02 Februar 2021

Gespräch unter Hausfrauen

»Die meinen, die dürften sich alles erlauben«, sagte die eine Frau. Sie war um die sechzig Jahre alt, sprach badischen Dialekt und trug einfache Kleidung: was man eben so trägt, wenn man kurz »aus dem Haus« muss, um etwas einzukaufen.

Die andere nickte. »Kommen hierher und führen sich auf wie sonst wer.« Auch sie sprach Dialekt, war um die sechzig Jahre alt und wirkte nicht gerade wohlhabend. »Die sollen wieder da hingehen, wo sie herkommen.«

Ich stand vor dem Getränkemarkt und zog mir gerade die Maske vors Gesicht, weil ich gleich mit einem Einkaufwagen voller Leergut in den Laden hineinfahren wollte. Die zwei Frauen hatten sich an den Einkaufswagen aufgebaut, die zu dem Supermarkt direkt nebenan gehörten. Jede von ihnen trug eine gut gefüllte Tasche, sie waren offensichtlich bereits fertig mit dem, was sie an diesen Nachmittag in diesem Geschäft erledigen wollten.

Ohne dass ich den Stein des Anstoßes sehen konnte, wusste ich, worum es ging: Die beiden redeten über »Ausländer«, also über Menschen, die nicht so aussahen, als seien sie in Deutschland geboren. Bei solchen Gesprächen wurden nie Menschen zum Thema, die weiße Haut hatten, die beispielsweise aus Frankreich oder Schweden kamen – gemeint waren meist Menschen aus dem Nahen Osten oder beispielsweise Afrika.

Und ich wusste eigentlich nie, wie ich mich richtig verhalten sollte. An diesem Tag blieb ich stehen, den Einkaufswagen vor mir, vollgeladen mit leeren Getränkekisten. Ich wandte mich zu den beiden Frauen um und sah sie stumm an.

Sollte ich sie anschnauzen? Zurechtweisen? Ich verdrängte den Gedanken gleich wieder. Ich wäre mir wie ein Arschloch vorgekommen: ein Mann, der zwei ältere Frauen maßregelt. Also blieb ich stehen und starrte, sagte kein Wort.

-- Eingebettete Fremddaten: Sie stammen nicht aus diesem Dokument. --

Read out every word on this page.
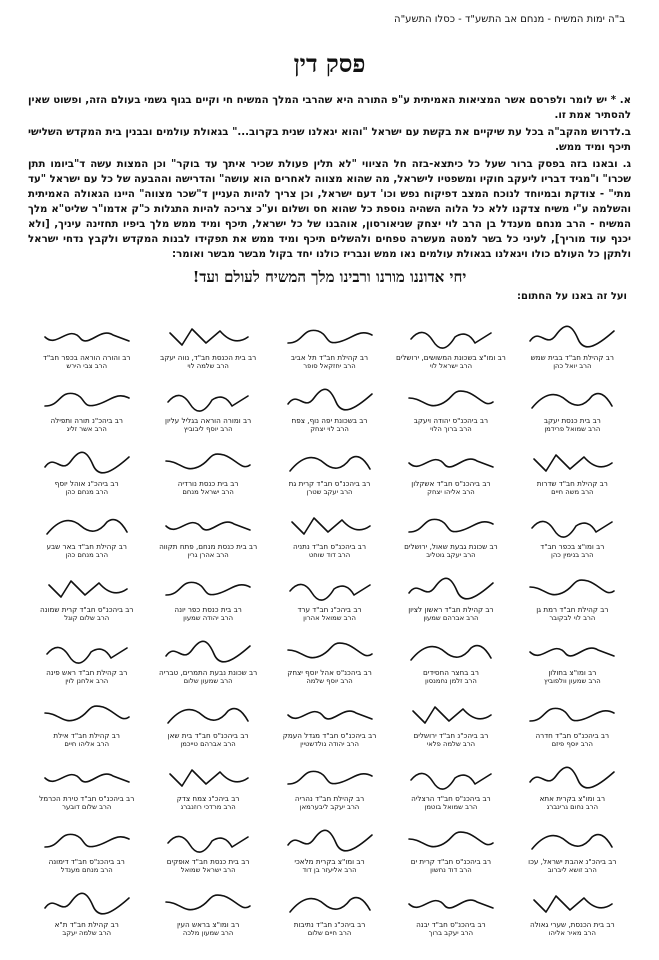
ב"ה ימות המשיח - מנחם אב התשע"ד - כסלו התשע"ה
פסק דין

א. * יש לומר ולפרסם אשר המציאות האמיתית ע"פ התורה היא שהרבי המלך המשיח חי וקיים בגוף גשמי בעולם הזה, ופשוט שאין להסתיר אמת זו.

ב.לדרוש מהקב"ה בכל עת שיקיים את בקשת עם ישראל "והוא יגאלנו שנית בקרוב..." בגאולת עולמים ובבנין בית המקדש השלישי תיכף ומיד ממש.

ג. ובאנו בזה בפסק ברור שעל כל כיתצא-בזה חל הציווי "לא תלין פעולת שכיר איתך עד בוקר" וכן המצות עשה ד"ביומו תתן שכרו" ו"מגיד דבריו ליעקב חוקיו ומשפטיו לישראל, מה שהוא מצווה לאחרים הוא עושה" והדרישה וההבעה של כל עם ישראל "עד מתי" - צודקת ובמיוחד לנוכח המצב דפיקוח נפש וכו' דעם ישראל, וכן צריך להיות העניין ד"שכר מצווה" היינו הגאולה האמיתית והשלמה ע"י משיח צדקנו ללא כל הלוה השהיה נוספת כל שהוא חס ושלום וע"כ צריכה להיות התגלות כ"ק אדמו"ר שליט"א מלך המשיח - הרב מנחם מענדל בן הרב לוי יצחק שניאורסון, אוהבנו של כל ישראל, תיכף ומיד ממש מלך ביפיו תחזינה עיניך, [ולא יכנף עוד מוריך], לעיני כל בשר למטה מעשרה טפחים ולהשלים תיכף ומיד ממש את תפקידו לבנות המקדש ולקבץ נדחי ישראל ולתקן כל העולם כולו ויגאלנו בגאולת עולמים נאו ממש ונבריז כולנו יחד בקול מבשר מבשר ואומר:

יחי אדוננו מורנו ורבינו מלך המשיח לעולם ועד!
ועל זה באנו על החתום:
רב קהילת חב"ד בבית שמש
הרב יואל כהן
רב ומו"צ בשכונת המשושים, ירושלים
הרב ישראל לוי
רב קהילת חב"ד תל אביב
הרב יחזקאל סופר
רב בית הכנסת חב"ד, נווה יעקב
הרב שלמה לוי
רב והורה הוראה בכפר חב"ד
הרב צבי הירש
רב בית כנסת יעקב
הרב שמואל פרידמן
רב ביהכנ"ס יהודה ויעקב
הרב ברוך הלוי
רב בשכונת יפה נוף, צפת
הרב לוי יצחק
רב ומורה הוראה בגליל עליון
הרב יוסף ליבוביץ
רב ביהכ"נ תורה ותפילה
הרב אשר זליג
רב קהילת חב"ד שדרות
הרב משה חיים
רב ביהכנ"ס חב"ד אשקלון
הרב אליהו יצחק
רב ביהכנ"ס חב"ד קרית גת
הרב יעקב שטרן
רב בית כנסת נורדיה
הרב ישראל מנחם
רב ביהכ"נ אוהל יוסף
הרב מנחם כהן
רב ומו"צ בכפר חב"ד
הרב בנימין כהן
רב שכונת גבעת שאול, ירושלים
הרב יעקב גוטליב
רב ביהכנ"ס חב"ד נתניה
הרב דוד שוחט
רב בית כנסת מנחם, פתח תקווה
הרב אהרן גרין
רב קהילת חב"ד באר שבע
הרב מנחם כהן
רב קהילת חב"ד רמת גן
הרב לוי לבקובר
רב קהילת חב"ד ראשון לציון
הרב אברהם שמעון
רב ביהכ"נ חב"ד ערד
הרב שמואל אהרון
רב בית כנסת כפר יונה
הרב יהודה שמעון
רב ביהכנ"ס חב"ד קרית שמונה
הרב שלום קוגל
רב ומו"צ בחולון
הרב שמעון וולפוביץ
רב בחצר החסידים
הרב זלמן נחמנסון
רב ביהכנ"ס אהל יוסף יצחק
הרב יוסף שלמה
רב שכונת נבעת התמרים, טבריה
הרב שמעון שלום
רב קהילת חב"ד ראש פינה
הרב אלחנן לוין
רב ביהכנ"ס חב"ד חדרה
הרב יוסף פיזם
רב ביהכ"נ חב"ד ירושלים
הרב שלמה פלאי
רב ביהכנ"ס חב"ד מגדל העמק
הרב יהודה גולדשטיין
רב ביהכנ"ס חב"ד בית שאן
הרב אברהם טייכמן
רב קהילת חב"ד אילת
הרב אליהו חיים
רב ומו"צ בקרית אתא
הרב נחום גרינברג
רב ביהכנ"ס חב"ד הרצליה
הרב שמואל בוטמן
רב קהילת חב"ד נהריה
הרב יעקב ליבערמאן
רב ביהכ"נ צמח צדק
הרב מרדכי רוזנברג
רב ביהכנ"ס חב"ד טירת הכרמל
הרב שלום דובער
רב ביהכ"נ אהבת ישראל, עכו
הרב זושא ליברוב
רב ביהכנ"ס חב"ד קרית ים
הרב דוד נחשון
רב ומו"צ בקרית מלאכי
הרב אליעזר בן דוד
רב בית כנסת חב"ד אופקים
הרב ישראל שמואל
רב ביהכנ"ס חב"ד דימונה
הרב מנחם מענדל
רב בית הכנסת, שערי גאולה
הרב מאיר אליהו
רב ביהכנ"ס חב"ד יבנה
הרב יעקב ברוך
רב ביהכ"נ חב"ד נתיבות
הרב חיים שלום
רב ומו"צ בראש העין
הרב שמעון מלכה
רב קהילת חב"ד ת"א
הרב שלמה יעקב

Die beiden starrten zurück. Dann sahen sie sich wieder an und taten, als sei ich nicht anwesend.

»Man darf nichts mehr sagen«, meinte die eine.

»Man muss heute ja schon Angst haben, seine Meinung zu sagen«, ergänzte die andere.

»Die einen tanzen uns auf der Nase herum, und die anderen helfen ihnen dabei.«

Einige weitere Sätze in dieser Richtung folgten. Ich erkannte in ihrer Sprechweise und in ihren Aussagen einige Menschen aus meiner Jugend wieder: Leute, die sich an den Rand gedrängt fühlten und »die anderen« für ihre Probleme verantwortlich machten.

In diesen Sekunden fühlte ich mich hilflos. Ich war kein Sozialarbeiter, und ich wollte mit den beiden Frauen nicht diskutieren, nicht herausfinden, wo sie der Schuh drückte. Aber ich mach nichts besser, wenn ich denen jetzt eine Szene mache, überlegte ich.

Die Frauen nahmen mir die Entscheidung ab. Sie verabschiedeten sich kurz voneinander und gingen weg, jede in eine andere Richtung, ohne mich auch nur zu beachten.

Und ich stand da, mit meinem Einkaufswagen und dem Leergut, und fand mich irgendwie blöd.